The closer a collaborator is with the superstar in terms of "intellectual space" -- topics and ideas studied -- the greater the productivity loss. For example, a former trainee or graduate student supervised by the superstar might see twice as much of a decline in output as a collaborator who is not as involved in the area of the superstar's expertise.
 
"[T]hese results paint a picture of an invisible college of coauthors bound together by interests in a fairly specific scientific area, which suffers a permanent and reverberating intellectual loss when it loses its star," wrote the authors.
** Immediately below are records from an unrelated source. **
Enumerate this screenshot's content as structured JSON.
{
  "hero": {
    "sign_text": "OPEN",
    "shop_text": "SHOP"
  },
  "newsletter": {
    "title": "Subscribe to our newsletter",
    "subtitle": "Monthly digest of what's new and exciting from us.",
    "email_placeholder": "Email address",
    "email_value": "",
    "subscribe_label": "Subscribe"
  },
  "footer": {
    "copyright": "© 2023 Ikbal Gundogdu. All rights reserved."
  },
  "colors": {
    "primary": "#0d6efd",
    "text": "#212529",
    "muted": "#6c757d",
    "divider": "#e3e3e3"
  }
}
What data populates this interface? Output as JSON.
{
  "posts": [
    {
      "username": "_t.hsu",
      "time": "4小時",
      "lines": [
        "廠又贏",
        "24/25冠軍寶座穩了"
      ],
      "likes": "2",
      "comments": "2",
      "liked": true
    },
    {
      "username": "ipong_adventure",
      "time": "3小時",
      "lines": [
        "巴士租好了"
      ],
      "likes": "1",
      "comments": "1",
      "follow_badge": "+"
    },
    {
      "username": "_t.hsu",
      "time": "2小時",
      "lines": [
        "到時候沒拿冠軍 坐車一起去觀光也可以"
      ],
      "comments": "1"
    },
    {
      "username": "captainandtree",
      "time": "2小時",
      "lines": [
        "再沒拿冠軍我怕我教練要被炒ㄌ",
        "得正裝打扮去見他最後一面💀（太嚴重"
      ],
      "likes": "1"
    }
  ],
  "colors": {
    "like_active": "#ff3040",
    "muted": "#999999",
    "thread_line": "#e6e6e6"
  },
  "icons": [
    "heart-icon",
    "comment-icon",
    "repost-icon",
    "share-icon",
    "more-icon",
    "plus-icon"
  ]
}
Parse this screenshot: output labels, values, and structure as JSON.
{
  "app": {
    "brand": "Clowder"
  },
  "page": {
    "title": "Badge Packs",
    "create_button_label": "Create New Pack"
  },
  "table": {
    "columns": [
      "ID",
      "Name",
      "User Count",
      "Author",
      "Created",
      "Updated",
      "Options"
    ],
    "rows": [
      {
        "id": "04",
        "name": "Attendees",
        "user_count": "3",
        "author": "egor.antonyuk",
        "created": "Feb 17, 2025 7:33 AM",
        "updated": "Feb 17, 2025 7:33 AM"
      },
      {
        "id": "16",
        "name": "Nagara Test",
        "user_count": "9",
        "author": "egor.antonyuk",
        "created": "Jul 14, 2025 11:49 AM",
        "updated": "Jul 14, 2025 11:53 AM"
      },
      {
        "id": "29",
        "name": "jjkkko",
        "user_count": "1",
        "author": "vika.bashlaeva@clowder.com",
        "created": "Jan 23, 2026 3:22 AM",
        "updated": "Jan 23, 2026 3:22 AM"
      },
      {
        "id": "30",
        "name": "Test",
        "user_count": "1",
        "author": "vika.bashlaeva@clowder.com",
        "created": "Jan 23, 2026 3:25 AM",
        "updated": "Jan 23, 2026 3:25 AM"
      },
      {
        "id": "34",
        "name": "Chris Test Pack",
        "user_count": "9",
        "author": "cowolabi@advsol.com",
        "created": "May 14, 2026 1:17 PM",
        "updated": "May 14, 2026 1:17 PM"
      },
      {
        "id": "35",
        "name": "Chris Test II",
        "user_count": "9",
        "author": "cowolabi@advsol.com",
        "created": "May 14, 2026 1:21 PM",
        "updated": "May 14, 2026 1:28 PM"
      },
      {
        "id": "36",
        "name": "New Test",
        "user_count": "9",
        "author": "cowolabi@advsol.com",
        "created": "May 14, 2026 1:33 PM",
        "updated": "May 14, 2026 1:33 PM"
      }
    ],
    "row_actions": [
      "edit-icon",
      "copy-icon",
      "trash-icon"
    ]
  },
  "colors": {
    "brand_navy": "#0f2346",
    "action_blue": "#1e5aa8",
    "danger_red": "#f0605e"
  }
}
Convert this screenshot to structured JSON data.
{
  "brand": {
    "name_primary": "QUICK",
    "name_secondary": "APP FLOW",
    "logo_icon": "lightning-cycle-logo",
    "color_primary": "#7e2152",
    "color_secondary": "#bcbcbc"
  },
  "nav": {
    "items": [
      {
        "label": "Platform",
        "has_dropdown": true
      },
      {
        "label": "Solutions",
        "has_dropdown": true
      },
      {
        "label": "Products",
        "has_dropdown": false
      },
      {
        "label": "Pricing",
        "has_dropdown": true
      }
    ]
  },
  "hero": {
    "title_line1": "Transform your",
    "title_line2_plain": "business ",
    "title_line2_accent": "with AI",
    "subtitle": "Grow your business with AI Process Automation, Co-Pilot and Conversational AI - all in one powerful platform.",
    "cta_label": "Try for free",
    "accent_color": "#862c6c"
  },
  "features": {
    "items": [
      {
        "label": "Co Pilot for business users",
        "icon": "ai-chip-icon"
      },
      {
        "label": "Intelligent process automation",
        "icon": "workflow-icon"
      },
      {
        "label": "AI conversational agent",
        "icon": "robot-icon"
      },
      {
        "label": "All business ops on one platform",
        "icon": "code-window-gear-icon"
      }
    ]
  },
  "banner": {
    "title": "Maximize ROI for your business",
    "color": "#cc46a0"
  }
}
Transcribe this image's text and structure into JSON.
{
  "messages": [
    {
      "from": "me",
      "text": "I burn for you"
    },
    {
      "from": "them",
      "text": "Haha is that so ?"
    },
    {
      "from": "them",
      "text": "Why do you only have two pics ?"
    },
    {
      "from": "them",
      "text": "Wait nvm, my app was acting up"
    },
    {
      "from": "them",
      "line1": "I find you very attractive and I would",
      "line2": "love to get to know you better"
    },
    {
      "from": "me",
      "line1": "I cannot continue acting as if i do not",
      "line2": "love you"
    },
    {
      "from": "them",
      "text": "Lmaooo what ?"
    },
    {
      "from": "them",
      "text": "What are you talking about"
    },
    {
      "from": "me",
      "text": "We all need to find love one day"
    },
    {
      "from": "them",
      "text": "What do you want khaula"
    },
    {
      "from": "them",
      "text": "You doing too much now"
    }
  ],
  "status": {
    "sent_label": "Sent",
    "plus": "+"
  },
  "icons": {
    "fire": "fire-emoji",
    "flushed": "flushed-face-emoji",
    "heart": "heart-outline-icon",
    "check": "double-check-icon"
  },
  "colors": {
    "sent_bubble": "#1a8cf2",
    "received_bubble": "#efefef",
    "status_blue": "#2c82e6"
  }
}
Azoulay noted, "The big surprise is that geographic proximity to the superstar wasn't a factor. Local coauthors were just as affected by the death as distant ones."
 
The study also ruled out several other factors such as the stars' connections to NIH peer-review panels. The authors found no evidence that such connections made any difference. "There are an infinite number of ways you can think of superstars as gatekeepers to resources, but we found no support to connect their role as gatekeepers to the decline in their collaborators' productivity in our data," said Azoulay.
 
The study also eliminated as a factor the inevitable disruption following the death of a superstar team member as the group searches for a substitute coauthor. The authors found that current collaborations were not actually affected by such a loss. Moreover, the effects were permanent rather than temporary, and delayed until several years after the death.
 
On a cheerier note, they concluded "for every invisible college that contracts following superstar extinction, another might expand to slowly take its place. Viewed in this light, our work … support[s] … Max Planck's famous quip: 'science advances one funeral at a time.'"
 
The paper was coauthored by Azoulay; Professor Joshua Graff Zivin of the University of California, San Diego and the National Bureau of Economic Research; and MIT Sloan PhD student Jialan Wang.